The Black House
In 1968, NU students occupied the Bursar’s office to protest the campus experience for black students. Many of their demands were met by the administration—including a place to call their own. Thus, the house at 1914 Sheridan Road was officially designated by the University as the location for the Department of Afro-American Student Affairs, and also became a gathering place for black students. Effectively, it was more than just a house; it was a symbol of solidarity and “the fight for equity and justice on campus.”
In 2016, Moody Nolan was retained to facilitate the Black House Feasibility Study in 2016, and ultimately, the execution of the building’s restoration. Moody Nolan conducted a series of student, faculty, and alumni engagement sessions.

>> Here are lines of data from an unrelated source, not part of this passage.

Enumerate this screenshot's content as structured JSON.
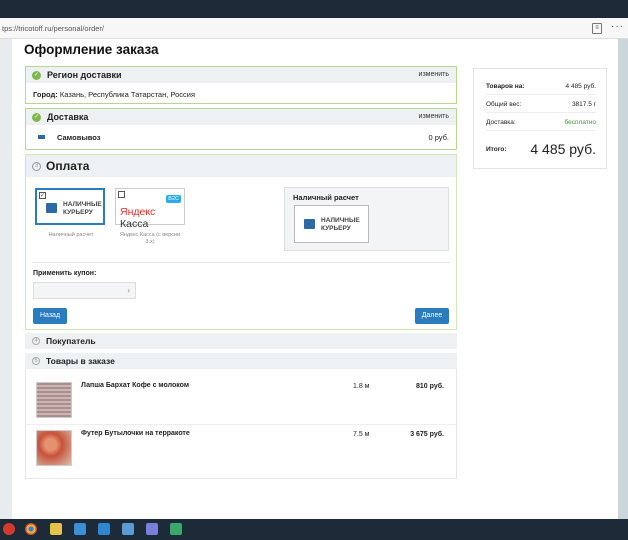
{
  "browser": {
    "url": "tps://tricotoff.ru/personal/order/",
    "more": "···"
  },
  "page": {
    "title": "Оформление заказа"
  },
  "region": {
    "label": "Регион доставки",
    "change": "изменить",
    "city_key": "Город:",
    "city_value": "Казань, Республика Татарстан, Россия"
  },
  "delivery": {
    "label": "Доставка",
    "change": "изменить",
    "method": "Самовывоз",
    "price": "0 руб."
  },
  "payment": {
    "label": "Оплата",
    "options": [
      {
        "title_line1": "НАЛИЧНЫЕ",
        "title_line2": "КУРЬЕРУ",
        "caption": "Наличный расчет",
        "selected": true
      },
      {
        "logo_a": "Яндекс",
        "logo_b": "Касса",
        "badge": "B2C",
        "caption_line1": "Яндекс.Касса (с версии",
        "caption_line2": "3.х)",
        "selected": false
      }
    ],
    "selected_title": "Наличный расчет",
    "selected_card_line1": "НАЛИЧНЫЕ",
    "selected_card_line2": "КУРЬЕРУ",
    "coupon_label": "Применить купон:",
    "back": "Назад",
    "next": "Далее"
  },
  "buyer": {
    "label": "Покупатель"
  },
  "cart": {
    "label": "Товары в заказе",
    "items": [
      {
        "name": "Лапша Бархат Кофе с молоком",
        "qty": "1.8 м",
        "sum": "810 руб."
      },
      {
        "name": "Футер Бутылочки на терракоте",
        "qty": "7.5 м",
        "sum": "3 675 руб."
      }
    ]
  },
  "summary": {
    "goods_key": "Товаров на:",
    "goods_val": "4 485 руб.",
    "weight_key": "Общий вес:",
    "weight_val": "3817.5 г",
    "delivery_key": "Доставка:",
    "delivery_val": "бесплатно",
    "total_key": "Итого:",
    "total_val": "4 485 руб."
  },
  "colors": {
    "accent": "#2b7bbf",
    "green": "#7fb94e",
    "free": "#3a9a2e"
  }
}
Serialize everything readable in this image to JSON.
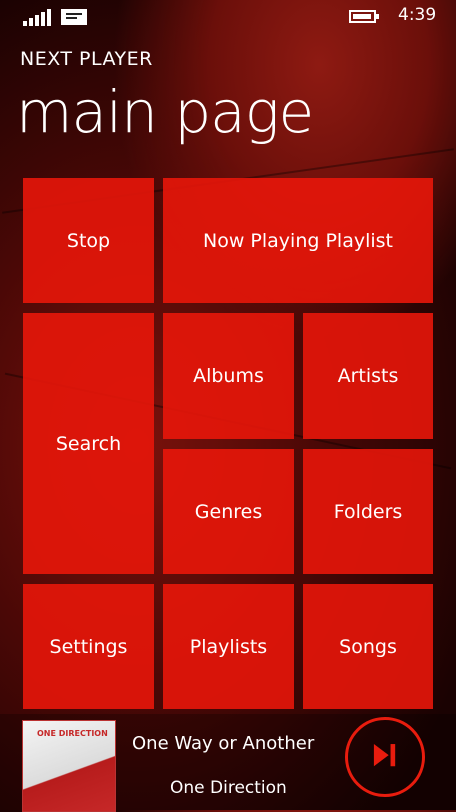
{
  "status_bar": {
    "time": "4:39",
    "icons": [
      "signal-icon",
      "message-icon",
      "battery-icon"
    ]
  },
  "header": {
    "app_title": "NEXT PLAYER",
    "page_title": "main page"
  },
  "tiles": {
    "stop": "Stop",
    "now_playing_playlist": "Now Playing Playlist",
    "search": "Search",
    "albums": "Albums",
    "artists": "Artists",
    "genres": "Genres",
    "folders": "Folders",
    "settings": "Settings",
    "playlists": "Playlists",
    "songs": "Songs"
  },
  "now_playing": {
    "song": "One Way or Another",
    "artist": "One Direction",
    "album_art_text": "ONE DIRECTION"
  },
  "colors": {
    "accent": "#e8160a",
    "background": "#1a0303"
  }
}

The decision was made to maintain the function of the Black House as a hub/gathering space for Black students, and renovate its infrastructure so as to provide a more efficient place for students to spend time.
The three-story house features Victorian detail work complete with ornate trim, fish scale shingles, French doors, balustrade porch/stairway, rounded corner tower with a witch’s hat turret and final, high-peaked gables, and a large Northern stained-glass window. A new addition will be constructed to house a new elevator and exit stair and gathering area at the back porch.
The interior architecture incorporates new programmatic uses into the historic home. The existing main central stair will be opened on the 2nd and 3rd floors restoring the once grand entrance that serves as the main conduit through the house. On the main level, a visitor welcome station will continue the warm inviting nature of the Black house that resonates with many visitors daily.